Keep it in the family for a win-win
Despite historically low interest rates, booming house prices are frustrating the goal of many Australians to achieve home ownership. Government policies subsidising geared investment investor purchases and targeting cash assistance for first home buyers only for newly constructed properties don't help. The resulting financial pressure on owner-occupiers with large mortgages is increased by high marginal tax rates on earned income and the compulsory diversion of a minimum of 9.5 percent of gross salary into compulsory super.
Some employers, including the federal government and universities, exacerbate the problems facing their employees seeking to achieve home ownership by taking even higher compulsory super contributions of 15.4 percent (federal government) and 17 percent (universities) out of employee remuneration.
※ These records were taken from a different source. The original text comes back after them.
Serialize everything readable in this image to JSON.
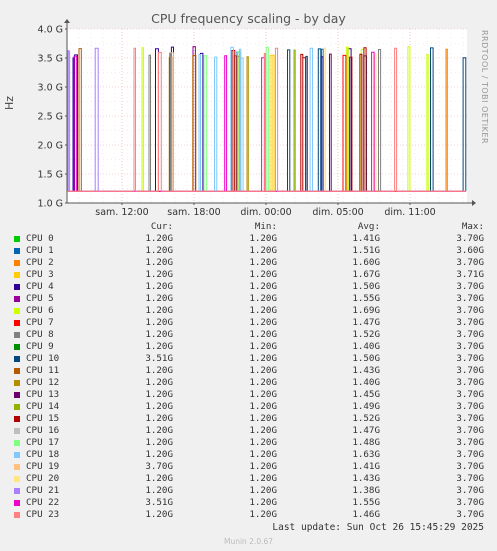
{
  "title": "CPU frequency scaling - by day",
  "side_label": "RRDTOOL / TOBI OETIKER",
  "legend_headers": {
    "cur": "Cur:",
    "min": "Min:",
    "avg": "Avg:",
    "max": "Max:"
  },
  "last_update": "Last update: Sun Oct 26 15:45:29 2025",
  "footer": "Munin 2.0.67",
  "chart_data": {
    "type": "line",
    "title": "CPU frequency scaling - by day",
    "ylabel": "Hz",
    "ylim": [
      1.0,
      4.0
    ],
    "y_ticks": [
      "1.0 G",
      "1.5 G",
      "2.0 G",
      "2.5 G",
      "3.0 G",
      "3.5 G",
      "4.0 G"
    ],
    "x_ticks": [
      "sam. 12:00",
      "sam. 18:00",
      "dim. 00:00",
      "dim. 05:00",
      "dim. 11:00"
    ],
    "grid": true,
    "series": [
      {
        "name": "CPU 0",
        "color": "#00cc00",
        "cur": "1.20G",
        "min": "1.20G",
        "avg": "1.41G",
        "max": "3.70G"
      },
      {
        "name": "CPU 1",
        "color": "#0066b3",
        "cur": "1.20G",
        "min": "1.20G",
        "avg": "1.51G",
        "max": "3.60G"
      },
      {
        "name": "CPU 2",
        "color": "#ff8000",
        "cur": "1.20G",
        "min": "1.20G",
        "avg": "1.60G",
        "max": "3.70G"
      },
      {
        "name": "CPU 3",
        "color": "#ffcc00",
        "cur": "1.20G",
        "min": "1.20G",
        "avg": "1.67G",
        "max": "3.71G"
      },
      {
        "name": "CPU 4",
        "color": "#330099",
        "cur": "1.20G",
        "min": "1.20G",
        "avg": "1.50G",
        "max": "3.70G"
      },
      {
        "name": "CPU 5",
        "color": "#990099",
        "cur": "1.20G",
        "min": "1.20G",
        "avg": "1.55G",
        "max": "3.70G"
      },
      {
        "name": "CPU 6",
        "color": "#ccff00",
        "cur": "1.20G",
        "min": "1.20G",
        "avg": "1.69G",
        "max": "3.70G"
      },
      {
        "name": "CPU 7",
        "color": "#ff0000",
        "cur": "1.20G",
        "min": "1.20G",
        "avg": "1.47G",
        "max": "3.70G"
      },
      {
        "name": "CPU 8",
        "color": "#808080",
        "cur": "1.20G",
        "min": "1.20G",
        "avg": "1.52G",
        "max": "3.70G"
      },
      {
        "name": "CPU 9",
        "color": "#008f00",
        "cur": "1.20G",
        "min": "1.20G",
        "avg": "1.40G",
        "max": "3.70G"
      },
      {
        "name": "CPU 10",
        "color": "#00487d",
        "cur": "3.51G",
        "min": "1.20G",
        "avg": "1.50G",
        "max": "3.70G"
      },
      {
        "name": "CPU 11",
        "color": "#b35a00",
        "cur": "1.20G",
        "min": "1.20G",
        "avg": "1.43G",
        "max": "3.70G"
      },
      {
        "name": "CPU 12",
        "color": "#b38f00",
        "cur": "1.20G",
        "min": "1.20G",
        "avg": "1.40G",
        "max": "3.70G"
      },
      {
        "name": "CPU 13",
        "color": "#6b006b",
        "cur": "1.20G",
        "min": "1.20G",
        "avg": "1.45G",
        "max": "3.70G"
      },
      {
        "name": "CPU 14",
        "color": "#8fb300",
        "cur": "1.20G",
        "min": "1.20G",
        "avg": "1.49G",
        "max": "3.70G"
      },
      {
        "name": "CPU 15",
        "color": "#b30000",
        "cur": "1.20G",
        "min": "1.20G",
        "avg": "1.52G",
        "max": "3.70G"
      },
      {
        "name": "CPU 16",
        "color": "#bebebe",
        "cur": "1.20G",
        "min": "1.20G",
        "avg": "1.47G",
        "max": "3.70G"
      },
      {
        "name": "CPU 17",
        "color": "#80ff80",
        "cur": "1.20G",
        "min": "1.20G",
        "avg": "1.48G",
        "max": "3.70G"
      },
      {
        "name": "CPU 18",
        "color": "#80c9ff",
        "cur": "1.20G",
        "min": "1.20G",
        "avg": "1.63G",
        "max": "3.70G"
      },
      {
        "name": "CPU 19",
        "color": "#ffc080",
        "cur": "3.70G",
        "min": "1.20G",
        "avg": "1.41G",
        "max": "3.70G"
      },
      {
        "name": "CPU 20",
        "color": "#ffe680",
        "cur": "1.20G",
        "min": "1.20G",
        "avg": "1.43G",
        "max": "3.70G"
      },
      {
        "name": "CPU 21",
        "color": "#aa80ff",
        "cur": "1.20G",
        "min": "1.20G",
        "avg": "1.38G",
        "max": "3.70G"
      },
      {
        "name": "CPU 22",
        "color": "#ee00cc",
        "cur": "3.51G",
        "min": "1.20G",
        "avg": "1.55G",
        "max": "3.70G"
      },
      {
        "name": "CPU 23",
        "color": "#ff8080",
        "cur": "1.20G",
        "min": "1.20G",
        "avg": "1.46G",
        "max": "3.70G"
      }
    ]
  }
}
The high marginal personal income tax rates now applying increase the costs of servicing an owner-occupied mortgage by between 50 percent (35 percent rate) and 100 percent (49 percent rate) more than the effective cost to investors. Thus, even though mortgage interest rates have fallen sharply, many owner-occupiers struggle to service their mortgages.
The tax arrangements also increase the value of any assistance from families available to reduce the outstanding mortgage. There are tax advantages for both givers and recipients of the family assistance. By gifting or lending money interest-free to relatives, the donors reduce their personal income tax liabilities. If the gift was made five years or more previously they will also reduce their assets subject to the age pension asset test.
The benefit to the children is the saving in mortgage interest from having a lower level of debt. This benefit accumulates at compound interest free of tax over the life of the mortgage, allowing the debt to be repaid more quickly. An added benefit of helping to reduce the size of the mortgage is the higher return available to the family.
Invested in a term deposit, current interest rates would not be more than 3 percent a year taxable. Even at the lowest 19 percent tax rate, the return would be only 50 percent of the interest saved by reducing the size of the mortgage.
Now that interest rates available to investors are low and likely to fall further, assisting the family to achieve home ownership is an increasingly attractive option. The government could help families likely to need as much as they can find for their own retirement to provide temporary assistance to their children by changing the 1993 ATO ruling on mortgage offset accounts to allow relatives to open mortgage offset accounts against the mortgages of owner-occupier children.